Ella a rappelé avec insistance que la Constitution ne dit pas véritablement le rôle de l’Assemblée nationale, si ce n’est qu’elle vote les lois, que les députés à l’Assemblée nationale sont élus au suffrage universel direct, que leur mandat est de cinq ans, entre autres. Ce qui prouve, selon elle, que la Représentation nationale est «le solde résiduel du pouvoir Exécutif.» Et pour cause, «tous les pouvoirs sont donnés au Président de la République et le reste à l’Assemblée nationale. C’est dire que cette dernière ne fait pas grand-chose et obéit directement à l’Exécutif, surtout que sur cent lois votées, le Président de la République est à l’origine des quatre-vingt-dix.»

Les députés qui doivent contrôler l’action du Gouvernement passent donc pour être les élus de celui qui les a investis sur les listes. «C’est cela même le blocage. L’on devrait même revoir le système d’élection du député afin qu’il puisse jouer pleinement son rôle», dit-elle. Donnant des exemples, Me Aïssata Tall Sall note que «la loi de finance est votée comme elle arrive sans véritables débats sur le contenu», arguant que les rares députés qui prennent la parole mettent sur la table quelques doléances qui se résument à la construction de routes, la réfection de lampadaires ou d’un forage. Une manière d’expliquer que tout part de l’Exécutif et tout revient à l’Exécutif. 

«Par exemple, lorsqu’il s’agit d’interroger le Premier ministre, les questions lui sont envoyées à l’avance, avant même qu’il n’arrive à l’Assemblée nationale.

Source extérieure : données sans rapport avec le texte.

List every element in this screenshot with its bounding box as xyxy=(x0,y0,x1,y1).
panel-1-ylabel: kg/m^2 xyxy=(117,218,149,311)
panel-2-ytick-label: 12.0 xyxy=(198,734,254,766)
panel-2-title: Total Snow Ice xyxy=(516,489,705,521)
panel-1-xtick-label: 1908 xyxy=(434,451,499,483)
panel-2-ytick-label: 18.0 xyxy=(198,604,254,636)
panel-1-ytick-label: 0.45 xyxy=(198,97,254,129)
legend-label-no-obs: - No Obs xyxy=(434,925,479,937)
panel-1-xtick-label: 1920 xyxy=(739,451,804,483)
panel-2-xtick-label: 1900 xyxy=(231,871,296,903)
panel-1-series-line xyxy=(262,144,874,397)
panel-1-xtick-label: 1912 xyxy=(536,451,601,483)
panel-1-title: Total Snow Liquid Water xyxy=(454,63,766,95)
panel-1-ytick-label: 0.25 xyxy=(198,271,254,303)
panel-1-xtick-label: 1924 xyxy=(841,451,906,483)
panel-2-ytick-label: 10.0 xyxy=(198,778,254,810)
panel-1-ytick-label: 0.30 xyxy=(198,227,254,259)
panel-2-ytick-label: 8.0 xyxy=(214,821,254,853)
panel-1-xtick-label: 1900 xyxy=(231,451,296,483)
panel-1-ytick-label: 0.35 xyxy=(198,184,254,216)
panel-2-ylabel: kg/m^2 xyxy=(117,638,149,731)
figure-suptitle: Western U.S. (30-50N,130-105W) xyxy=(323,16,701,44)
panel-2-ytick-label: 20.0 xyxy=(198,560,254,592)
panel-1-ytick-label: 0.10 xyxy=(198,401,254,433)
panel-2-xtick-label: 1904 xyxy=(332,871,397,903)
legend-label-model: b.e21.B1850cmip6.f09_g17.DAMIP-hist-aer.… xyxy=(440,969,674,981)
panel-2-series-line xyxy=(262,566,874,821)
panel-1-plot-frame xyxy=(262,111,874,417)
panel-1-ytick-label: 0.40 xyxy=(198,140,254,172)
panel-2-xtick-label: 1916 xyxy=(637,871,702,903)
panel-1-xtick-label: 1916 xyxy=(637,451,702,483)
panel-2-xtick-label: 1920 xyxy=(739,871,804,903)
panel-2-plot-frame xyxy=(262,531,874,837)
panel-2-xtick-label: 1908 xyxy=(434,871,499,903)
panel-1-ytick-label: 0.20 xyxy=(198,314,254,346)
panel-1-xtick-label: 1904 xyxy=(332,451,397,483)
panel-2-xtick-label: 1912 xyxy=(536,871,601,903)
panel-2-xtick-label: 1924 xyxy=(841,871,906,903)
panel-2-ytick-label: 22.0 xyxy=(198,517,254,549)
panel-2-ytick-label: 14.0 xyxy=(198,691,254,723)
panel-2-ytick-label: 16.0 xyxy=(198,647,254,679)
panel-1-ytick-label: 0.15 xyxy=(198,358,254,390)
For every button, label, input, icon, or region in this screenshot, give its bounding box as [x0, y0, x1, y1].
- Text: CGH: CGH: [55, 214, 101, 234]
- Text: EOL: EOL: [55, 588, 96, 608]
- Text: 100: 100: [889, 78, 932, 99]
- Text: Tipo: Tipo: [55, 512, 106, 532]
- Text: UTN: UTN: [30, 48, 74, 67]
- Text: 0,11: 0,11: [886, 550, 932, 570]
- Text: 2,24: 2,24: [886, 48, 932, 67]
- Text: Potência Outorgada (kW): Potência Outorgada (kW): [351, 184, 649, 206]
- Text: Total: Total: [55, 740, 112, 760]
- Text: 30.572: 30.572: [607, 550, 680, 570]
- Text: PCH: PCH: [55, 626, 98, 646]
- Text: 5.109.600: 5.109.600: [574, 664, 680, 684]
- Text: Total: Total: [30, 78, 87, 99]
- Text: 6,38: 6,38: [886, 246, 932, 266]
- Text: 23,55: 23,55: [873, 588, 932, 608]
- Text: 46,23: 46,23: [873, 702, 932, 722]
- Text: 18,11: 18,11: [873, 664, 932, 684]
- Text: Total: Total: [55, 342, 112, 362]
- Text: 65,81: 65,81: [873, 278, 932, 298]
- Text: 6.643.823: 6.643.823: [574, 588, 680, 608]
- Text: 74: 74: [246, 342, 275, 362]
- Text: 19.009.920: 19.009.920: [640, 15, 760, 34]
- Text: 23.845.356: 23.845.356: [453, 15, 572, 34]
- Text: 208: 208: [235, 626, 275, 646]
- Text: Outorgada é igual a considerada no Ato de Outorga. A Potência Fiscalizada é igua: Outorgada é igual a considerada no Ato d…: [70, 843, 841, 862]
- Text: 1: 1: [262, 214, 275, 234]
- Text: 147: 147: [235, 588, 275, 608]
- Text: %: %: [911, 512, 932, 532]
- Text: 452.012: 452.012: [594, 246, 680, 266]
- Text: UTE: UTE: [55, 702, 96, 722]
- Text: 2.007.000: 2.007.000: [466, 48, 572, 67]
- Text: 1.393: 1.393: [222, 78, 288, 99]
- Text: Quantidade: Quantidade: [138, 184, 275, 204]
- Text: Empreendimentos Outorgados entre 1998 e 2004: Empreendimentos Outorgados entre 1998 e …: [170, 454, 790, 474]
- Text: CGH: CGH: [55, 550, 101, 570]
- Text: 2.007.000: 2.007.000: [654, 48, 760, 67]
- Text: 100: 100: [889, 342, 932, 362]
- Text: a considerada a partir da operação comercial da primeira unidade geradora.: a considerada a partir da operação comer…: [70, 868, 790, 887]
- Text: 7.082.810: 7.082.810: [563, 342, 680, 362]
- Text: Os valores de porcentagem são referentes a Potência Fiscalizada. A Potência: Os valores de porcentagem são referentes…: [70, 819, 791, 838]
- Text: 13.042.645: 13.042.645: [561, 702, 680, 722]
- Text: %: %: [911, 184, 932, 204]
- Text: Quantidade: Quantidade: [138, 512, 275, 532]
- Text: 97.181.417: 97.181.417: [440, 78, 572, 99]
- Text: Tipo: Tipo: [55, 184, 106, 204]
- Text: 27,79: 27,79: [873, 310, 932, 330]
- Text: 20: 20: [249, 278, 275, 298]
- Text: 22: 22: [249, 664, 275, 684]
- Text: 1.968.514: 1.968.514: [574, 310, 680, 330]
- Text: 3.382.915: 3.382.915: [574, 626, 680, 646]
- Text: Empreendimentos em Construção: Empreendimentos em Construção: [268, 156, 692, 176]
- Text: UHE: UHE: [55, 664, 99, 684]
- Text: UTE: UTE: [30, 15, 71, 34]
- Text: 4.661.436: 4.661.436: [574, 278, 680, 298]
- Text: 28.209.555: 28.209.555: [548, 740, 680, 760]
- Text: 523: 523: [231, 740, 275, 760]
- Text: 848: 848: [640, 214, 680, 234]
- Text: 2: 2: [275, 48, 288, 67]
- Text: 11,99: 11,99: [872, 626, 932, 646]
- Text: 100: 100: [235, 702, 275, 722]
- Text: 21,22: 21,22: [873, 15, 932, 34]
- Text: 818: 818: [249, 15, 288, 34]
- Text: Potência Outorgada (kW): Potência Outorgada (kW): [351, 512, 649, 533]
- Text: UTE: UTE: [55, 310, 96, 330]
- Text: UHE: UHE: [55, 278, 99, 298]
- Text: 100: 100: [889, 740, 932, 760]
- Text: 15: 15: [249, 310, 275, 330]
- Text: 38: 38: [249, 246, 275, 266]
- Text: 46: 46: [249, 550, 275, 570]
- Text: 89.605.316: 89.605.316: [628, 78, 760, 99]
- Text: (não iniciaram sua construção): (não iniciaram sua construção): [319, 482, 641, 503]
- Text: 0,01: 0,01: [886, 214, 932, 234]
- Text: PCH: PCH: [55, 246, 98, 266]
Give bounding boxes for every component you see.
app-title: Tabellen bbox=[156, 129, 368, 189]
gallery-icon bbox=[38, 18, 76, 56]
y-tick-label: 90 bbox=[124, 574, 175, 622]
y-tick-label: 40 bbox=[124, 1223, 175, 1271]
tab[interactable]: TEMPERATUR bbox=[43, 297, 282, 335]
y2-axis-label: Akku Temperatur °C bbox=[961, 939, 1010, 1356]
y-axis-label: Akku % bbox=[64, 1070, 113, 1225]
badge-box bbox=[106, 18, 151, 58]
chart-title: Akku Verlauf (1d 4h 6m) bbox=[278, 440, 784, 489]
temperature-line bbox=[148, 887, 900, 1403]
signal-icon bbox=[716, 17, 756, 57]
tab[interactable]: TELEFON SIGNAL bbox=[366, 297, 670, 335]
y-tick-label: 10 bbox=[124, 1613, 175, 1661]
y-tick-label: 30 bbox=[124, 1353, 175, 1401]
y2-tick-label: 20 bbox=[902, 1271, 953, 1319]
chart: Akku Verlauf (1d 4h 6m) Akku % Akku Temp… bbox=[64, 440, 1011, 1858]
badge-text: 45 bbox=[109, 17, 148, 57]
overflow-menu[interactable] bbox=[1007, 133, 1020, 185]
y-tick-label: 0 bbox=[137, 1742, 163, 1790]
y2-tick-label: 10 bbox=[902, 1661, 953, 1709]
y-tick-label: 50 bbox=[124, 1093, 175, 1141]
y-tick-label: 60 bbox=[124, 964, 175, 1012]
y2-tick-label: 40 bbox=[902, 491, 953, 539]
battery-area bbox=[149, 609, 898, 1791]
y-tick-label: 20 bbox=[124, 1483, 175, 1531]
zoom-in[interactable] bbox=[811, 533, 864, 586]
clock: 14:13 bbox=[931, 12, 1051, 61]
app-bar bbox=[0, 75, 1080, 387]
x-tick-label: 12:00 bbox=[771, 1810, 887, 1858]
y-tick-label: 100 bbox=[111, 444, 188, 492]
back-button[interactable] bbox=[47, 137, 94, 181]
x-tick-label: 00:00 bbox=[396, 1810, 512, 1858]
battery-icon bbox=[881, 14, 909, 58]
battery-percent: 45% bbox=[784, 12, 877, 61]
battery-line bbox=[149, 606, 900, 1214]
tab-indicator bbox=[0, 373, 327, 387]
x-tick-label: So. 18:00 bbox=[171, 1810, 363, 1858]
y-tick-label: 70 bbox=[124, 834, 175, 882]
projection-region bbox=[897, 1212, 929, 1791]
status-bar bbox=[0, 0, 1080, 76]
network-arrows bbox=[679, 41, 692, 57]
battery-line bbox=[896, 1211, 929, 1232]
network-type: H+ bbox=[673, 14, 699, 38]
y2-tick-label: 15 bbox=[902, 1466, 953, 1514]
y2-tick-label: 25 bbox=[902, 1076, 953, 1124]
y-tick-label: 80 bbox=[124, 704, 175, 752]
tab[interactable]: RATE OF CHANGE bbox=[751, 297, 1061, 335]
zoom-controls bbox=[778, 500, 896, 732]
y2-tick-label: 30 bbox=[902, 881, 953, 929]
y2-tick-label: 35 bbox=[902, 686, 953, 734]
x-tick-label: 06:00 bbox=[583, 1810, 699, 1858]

Ceci est un problème par rapport à la séparation des pouvoirs», note-t-elle. 

Une occasion pour l’élue socialiste de faire allusion à une grande démocratie comme les Etats-Unis en citant l’ouvrage d’Alexis de Tocqueville qui traite de l'impulsion que le mouvement démocratique donne à la forme du gouvernement, aux lois et à la vie politique. «Dans ce pays, nous avons un Président fort et un Congrès fort. A vrai dire, les Américains se sont battus pour se doter d’institutions fortes. En ce qui nous concerne, nous avons juste copié des modèles sans tenir compte de notre passé», a-t-elle indiqué, dépitée. 

Elle cite même le mode de choix des neuf juges de la Cour suprême des Etats-Unis qui sont élus à vie, alors qu’au Sénégal, le Procureur est nommé par le Président de la République. «Au moins, permettez que la société que vous êtes censé représenter vous choisisse. Cela impacterait sur la séparation réelle des pouvoirs, mais malheureusement nous avons encore des régimes présidentialistes ultra puissants qui ne donnent même pas à l’Assemblée nationale ses pouvoirs propres», a dénoncé Me Sall. 

Il faut rappeler que la démocratie représentative, appelée aussi démocratie délégative, est l’une des formes de démocratie où les citoyens expriment leur volonté par l’intermédiaire de représentants élus et à qui ils délèguent leurs pouvoirs. Ces élus, qui représentent la volonté générale, votent la loi et contrôlent éventuellement le Gouvernement.